Similar to linear MIP, there are many MICONV formulation techniques and their characteristics can have a strong effect on solve times. Unfortunately, our understanding of MICONV formulations is significantly more limited than that of linear MIP formulations. In this talk we explore two topics on MICONV formulations. The first topic concerns what can be modeled or represented with MICONV and is joint work with Miles Lubin and Ilias Zadik. Here we give necessary and sufficient conditions for MICONV representability under various restrictions. The second part concerns the construction of small and strong MICONV formulations for unions of convex sets. Here we describe a geometric construction technique and consider the algebraic representability of the resultant formulations.

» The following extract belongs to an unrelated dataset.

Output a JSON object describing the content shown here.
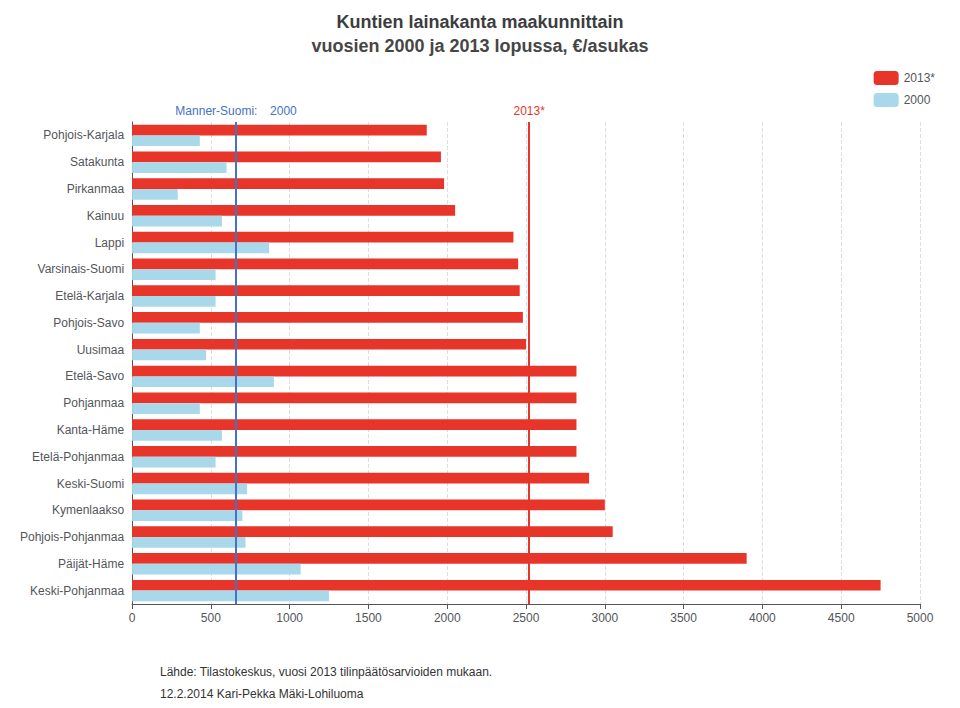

Juan Pablo Vielma is the Richard S. Leghorn (1939) Career Development Associate Professor at MIT Sloan School of Management and is affiliated to MIT’s Operations Research Center. Dr. Vielma has a B.S. in Mathematical Engineering from University of Chile and a Ph.D. in Industrial Engineering from the Georgia Institute of Technology. His current research interests include the theory and practice of mixed-integer mathematical optimization and applications in natural resource management, marketing and statistics. In January of 2017 he was named by President Obama as one of the recipients of the Presidential Early Career Award for Scientists and Engineers (PECASE). Some of his other recognitions include the NSF CAREER Award, the INFORMS Computing Society Prize and a first prize in the INFORMS Junior Faculty Interest Group Paper Competition. He served as vice-chair of Integer and Discrete Optimization for the INFORMS Optimization Society and as chair of the INFORMS Section on Energy, Natural Resources, and the Environment. He is currently an associate editor for Operations Research Letters.